Ombudsman segera meminta pihak Irwasda Polda dan Propam, untuk lakukan investigasi penanganan demo yang berakhir ricuh ini.

Amat disayangkan, dengan demonstrasi  pasca-Pilpres saat pihak kepolisian bersikap sangat humanis menghadapi mahasiswa pendemo, sehingga berakhir dengan aman dan tertib.

Lain yang terjadi  pada hari ini, pada aksi isu penolakan UU Cipta Lapangan Kerja, justru sikap humanis itu tergerus dengan dugaan tindak kekerasan aparat yang memalukan.

Ombudsman melihat ada yang diduga abai menjalankan protap penanganan demo. Pihak Irwasda dan Propam harus menyelidiki soal ini. Ombudsman juga berharap Komnas Ham ikut terlibat.

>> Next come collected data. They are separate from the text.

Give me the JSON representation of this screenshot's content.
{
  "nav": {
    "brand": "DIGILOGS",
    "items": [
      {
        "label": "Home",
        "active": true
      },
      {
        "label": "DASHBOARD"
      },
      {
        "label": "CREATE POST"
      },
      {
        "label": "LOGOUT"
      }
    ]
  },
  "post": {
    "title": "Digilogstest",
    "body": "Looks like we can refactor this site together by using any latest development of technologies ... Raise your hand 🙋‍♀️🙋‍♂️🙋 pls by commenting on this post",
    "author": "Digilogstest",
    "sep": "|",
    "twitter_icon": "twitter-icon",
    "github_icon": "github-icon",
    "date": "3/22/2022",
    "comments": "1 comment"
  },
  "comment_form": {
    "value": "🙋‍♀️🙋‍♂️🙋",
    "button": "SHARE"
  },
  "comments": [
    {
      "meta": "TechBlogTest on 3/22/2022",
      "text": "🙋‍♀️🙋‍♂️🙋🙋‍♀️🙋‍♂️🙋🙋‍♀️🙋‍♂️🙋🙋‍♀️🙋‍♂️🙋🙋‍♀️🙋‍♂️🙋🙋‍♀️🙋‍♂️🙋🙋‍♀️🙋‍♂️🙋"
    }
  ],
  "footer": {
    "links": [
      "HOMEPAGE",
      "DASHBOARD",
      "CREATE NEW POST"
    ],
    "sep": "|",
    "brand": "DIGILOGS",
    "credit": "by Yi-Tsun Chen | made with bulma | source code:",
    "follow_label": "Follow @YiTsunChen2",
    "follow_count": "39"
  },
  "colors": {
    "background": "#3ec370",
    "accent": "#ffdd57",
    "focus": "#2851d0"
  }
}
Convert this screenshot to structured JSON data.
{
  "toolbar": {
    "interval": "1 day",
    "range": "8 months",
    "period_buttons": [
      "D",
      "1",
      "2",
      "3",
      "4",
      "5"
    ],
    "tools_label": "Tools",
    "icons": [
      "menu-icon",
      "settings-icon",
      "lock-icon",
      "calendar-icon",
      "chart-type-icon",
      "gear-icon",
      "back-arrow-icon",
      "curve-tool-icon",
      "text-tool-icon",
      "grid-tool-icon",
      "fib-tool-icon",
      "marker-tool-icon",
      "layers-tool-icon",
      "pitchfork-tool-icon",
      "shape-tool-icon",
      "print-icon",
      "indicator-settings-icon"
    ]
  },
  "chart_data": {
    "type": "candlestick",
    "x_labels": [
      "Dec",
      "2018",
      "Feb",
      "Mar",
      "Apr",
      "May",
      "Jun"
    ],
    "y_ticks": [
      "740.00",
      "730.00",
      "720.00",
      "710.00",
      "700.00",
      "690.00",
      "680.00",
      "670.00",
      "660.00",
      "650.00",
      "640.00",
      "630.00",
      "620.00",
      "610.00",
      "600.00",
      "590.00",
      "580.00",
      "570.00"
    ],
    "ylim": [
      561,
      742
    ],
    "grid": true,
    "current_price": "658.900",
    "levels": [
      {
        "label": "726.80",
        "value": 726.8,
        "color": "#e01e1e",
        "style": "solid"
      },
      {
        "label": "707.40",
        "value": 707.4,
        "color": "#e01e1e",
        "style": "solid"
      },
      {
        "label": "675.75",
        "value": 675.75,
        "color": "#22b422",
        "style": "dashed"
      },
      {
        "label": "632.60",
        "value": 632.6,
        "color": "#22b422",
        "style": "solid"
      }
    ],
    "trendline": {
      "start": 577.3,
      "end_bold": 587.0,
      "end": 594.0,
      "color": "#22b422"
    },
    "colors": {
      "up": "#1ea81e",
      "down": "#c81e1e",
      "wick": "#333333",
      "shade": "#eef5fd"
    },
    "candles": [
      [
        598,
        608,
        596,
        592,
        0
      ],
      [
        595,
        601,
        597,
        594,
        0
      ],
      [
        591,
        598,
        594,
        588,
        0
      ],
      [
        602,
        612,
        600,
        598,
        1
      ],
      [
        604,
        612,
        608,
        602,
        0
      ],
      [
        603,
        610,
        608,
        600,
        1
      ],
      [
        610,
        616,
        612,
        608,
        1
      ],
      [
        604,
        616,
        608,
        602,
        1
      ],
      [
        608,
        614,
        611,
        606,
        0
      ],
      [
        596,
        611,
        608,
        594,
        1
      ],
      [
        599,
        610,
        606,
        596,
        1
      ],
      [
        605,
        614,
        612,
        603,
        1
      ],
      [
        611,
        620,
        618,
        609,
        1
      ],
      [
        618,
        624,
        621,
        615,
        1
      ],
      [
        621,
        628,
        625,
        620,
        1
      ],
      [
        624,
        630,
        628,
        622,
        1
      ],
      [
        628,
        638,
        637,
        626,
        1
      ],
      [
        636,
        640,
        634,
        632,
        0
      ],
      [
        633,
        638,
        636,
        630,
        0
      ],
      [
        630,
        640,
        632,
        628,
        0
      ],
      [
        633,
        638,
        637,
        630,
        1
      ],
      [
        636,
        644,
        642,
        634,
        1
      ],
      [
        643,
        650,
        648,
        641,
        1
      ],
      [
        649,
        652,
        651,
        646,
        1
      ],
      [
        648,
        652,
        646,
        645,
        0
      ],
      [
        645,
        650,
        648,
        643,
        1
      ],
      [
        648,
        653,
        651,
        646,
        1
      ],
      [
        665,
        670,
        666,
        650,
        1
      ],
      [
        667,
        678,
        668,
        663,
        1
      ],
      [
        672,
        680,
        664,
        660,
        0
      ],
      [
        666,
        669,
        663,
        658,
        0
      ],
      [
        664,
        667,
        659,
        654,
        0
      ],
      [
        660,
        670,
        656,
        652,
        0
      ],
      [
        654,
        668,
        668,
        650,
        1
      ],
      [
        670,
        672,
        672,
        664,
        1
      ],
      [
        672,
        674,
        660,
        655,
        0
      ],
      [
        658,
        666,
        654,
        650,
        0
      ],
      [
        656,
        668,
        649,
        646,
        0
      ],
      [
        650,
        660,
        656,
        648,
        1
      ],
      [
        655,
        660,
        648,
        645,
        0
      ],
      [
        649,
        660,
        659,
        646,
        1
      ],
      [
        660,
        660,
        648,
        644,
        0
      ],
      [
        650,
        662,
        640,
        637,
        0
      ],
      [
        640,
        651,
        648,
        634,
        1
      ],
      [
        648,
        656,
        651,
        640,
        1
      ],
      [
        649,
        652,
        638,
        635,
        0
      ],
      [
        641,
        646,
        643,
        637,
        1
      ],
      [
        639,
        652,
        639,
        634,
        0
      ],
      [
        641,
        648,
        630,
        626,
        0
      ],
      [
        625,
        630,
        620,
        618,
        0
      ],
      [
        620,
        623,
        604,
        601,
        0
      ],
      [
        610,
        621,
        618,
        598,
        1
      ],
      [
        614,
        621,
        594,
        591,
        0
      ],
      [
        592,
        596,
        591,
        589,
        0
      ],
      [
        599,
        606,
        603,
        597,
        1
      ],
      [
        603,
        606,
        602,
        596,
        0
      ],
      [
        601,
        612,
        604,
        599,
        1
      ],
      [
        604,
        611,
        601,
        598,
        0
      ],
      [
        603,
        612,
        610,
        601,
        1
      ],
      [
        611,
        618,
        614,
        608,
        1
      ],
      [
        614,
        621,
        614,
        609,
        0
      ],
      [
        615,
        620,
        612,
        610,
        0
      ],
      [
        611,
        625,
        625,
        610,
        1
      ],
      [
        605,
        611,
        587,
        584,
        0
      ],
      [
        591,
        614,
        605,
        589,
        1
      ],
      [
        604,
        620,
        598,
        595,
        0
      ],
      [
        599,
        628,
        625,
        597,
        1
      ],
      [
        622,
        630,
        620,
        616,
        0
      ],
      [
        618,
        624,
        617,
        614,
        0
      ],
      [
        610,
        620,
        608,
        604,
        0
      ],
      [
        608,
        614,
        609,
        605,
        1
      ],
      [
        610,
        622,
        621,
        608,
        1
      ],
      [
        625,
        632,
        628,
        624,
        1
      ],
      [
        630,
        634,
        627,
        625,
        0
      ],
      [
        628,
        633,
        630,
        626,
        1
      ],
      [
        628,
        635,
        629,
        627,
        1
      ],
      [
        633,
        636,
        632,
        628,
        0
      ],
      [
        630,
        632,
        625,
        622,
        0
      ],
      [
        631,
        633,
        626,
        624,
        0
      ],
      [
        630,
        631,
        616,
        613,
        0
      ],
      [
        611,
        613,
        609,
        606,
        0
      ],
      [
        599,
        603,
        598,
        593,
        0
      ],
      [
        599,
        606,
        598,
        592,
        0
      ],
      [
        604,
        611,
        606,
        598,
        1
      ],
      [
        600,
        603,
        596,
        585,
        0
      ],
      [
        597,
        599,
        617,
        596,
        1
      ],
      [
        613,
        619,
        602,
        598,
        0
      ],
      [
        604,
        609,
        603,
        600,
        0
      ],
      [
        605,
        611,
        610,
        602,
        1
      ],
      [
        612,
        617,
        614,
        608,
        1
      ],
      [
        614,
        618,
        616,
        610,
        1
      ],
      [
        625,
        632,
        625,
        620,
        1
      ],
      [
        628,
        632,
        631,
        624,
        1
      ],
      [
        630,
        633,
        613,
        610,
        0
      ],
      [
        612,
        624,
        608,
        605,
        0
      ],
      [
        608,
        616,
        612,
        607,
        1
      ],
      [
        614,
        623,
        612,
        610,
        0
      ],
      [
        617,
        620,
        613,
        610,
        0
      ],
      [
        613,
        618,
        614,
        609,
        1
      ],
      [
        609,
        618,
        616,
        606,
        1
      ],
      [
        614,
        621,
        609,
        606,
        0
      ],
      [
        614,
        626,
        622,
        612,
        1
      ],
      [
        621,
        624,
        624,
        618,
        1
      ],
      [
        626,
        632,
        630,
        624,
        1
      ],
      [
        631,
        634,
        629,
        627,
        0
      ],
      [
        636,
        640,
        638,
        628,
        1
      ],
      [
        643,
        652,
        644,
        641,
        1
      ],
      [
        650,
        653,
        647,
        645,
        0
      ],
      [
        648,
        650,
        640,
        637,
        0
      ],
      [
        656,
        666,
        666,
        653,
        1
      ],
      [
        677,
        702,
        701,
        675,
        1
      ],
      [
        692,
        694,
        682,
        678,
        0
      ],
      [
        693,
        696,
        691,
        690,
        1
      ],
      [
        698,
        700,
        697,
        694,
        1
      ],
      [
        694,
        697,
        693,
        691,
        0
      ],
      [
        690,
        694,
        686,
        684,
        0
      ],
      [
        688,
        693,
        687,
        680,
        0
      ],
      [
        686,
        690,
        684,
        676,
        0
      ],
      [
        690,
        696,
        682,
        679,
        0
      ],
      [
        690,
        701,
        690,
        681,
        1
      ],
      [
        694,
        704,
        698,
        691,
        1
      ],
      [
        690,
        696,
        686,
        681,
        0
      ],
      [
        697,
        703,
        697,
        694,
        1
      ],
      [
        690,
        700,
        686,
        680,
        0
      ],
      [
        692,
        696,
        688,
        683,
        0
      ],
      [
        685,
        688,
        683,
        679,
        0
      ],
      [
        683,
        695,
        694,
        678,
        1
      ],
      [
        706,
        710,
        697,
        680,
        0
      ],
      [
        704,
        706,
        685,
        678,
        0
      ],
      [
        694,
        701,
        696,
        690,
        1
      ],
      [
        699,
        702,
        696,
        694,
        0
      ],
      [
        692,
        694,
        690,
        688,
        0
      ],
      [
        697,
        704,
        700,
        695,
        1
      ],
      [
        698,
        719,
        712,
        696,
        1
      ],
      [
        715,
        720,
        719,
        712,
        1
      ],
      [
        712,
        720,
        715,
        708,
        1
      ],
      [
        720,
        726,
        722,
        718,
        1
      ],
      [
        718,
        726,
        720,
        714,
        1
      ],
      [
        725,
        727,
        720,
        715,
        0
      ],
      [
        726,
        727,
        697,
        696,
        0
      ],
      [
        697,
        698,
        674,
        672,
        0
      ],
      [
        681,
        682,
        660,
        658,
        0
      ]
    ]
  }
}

Ombudsman juga melihat ada hal yang tidak biasa. “Kemana para anggota DPRD Provinsi? Bukankah para pengunjuk rasa ingin menyampaikan aspirasi kepada Anda? Mengapa mereka dihalangi untuk bertemu? Apakah ada permintaan khusus kepada aparat keamanan, bahwa Anda tidak berkenan menerima massa pendemo? Pertanyaan ini penting, karena di situlah pangkal terjadinya chaos antara mahasiswa dengan aparat keamanan. Saluran aspirasi Mahasiswa tersumbat,” jelas Sofyan. (bas)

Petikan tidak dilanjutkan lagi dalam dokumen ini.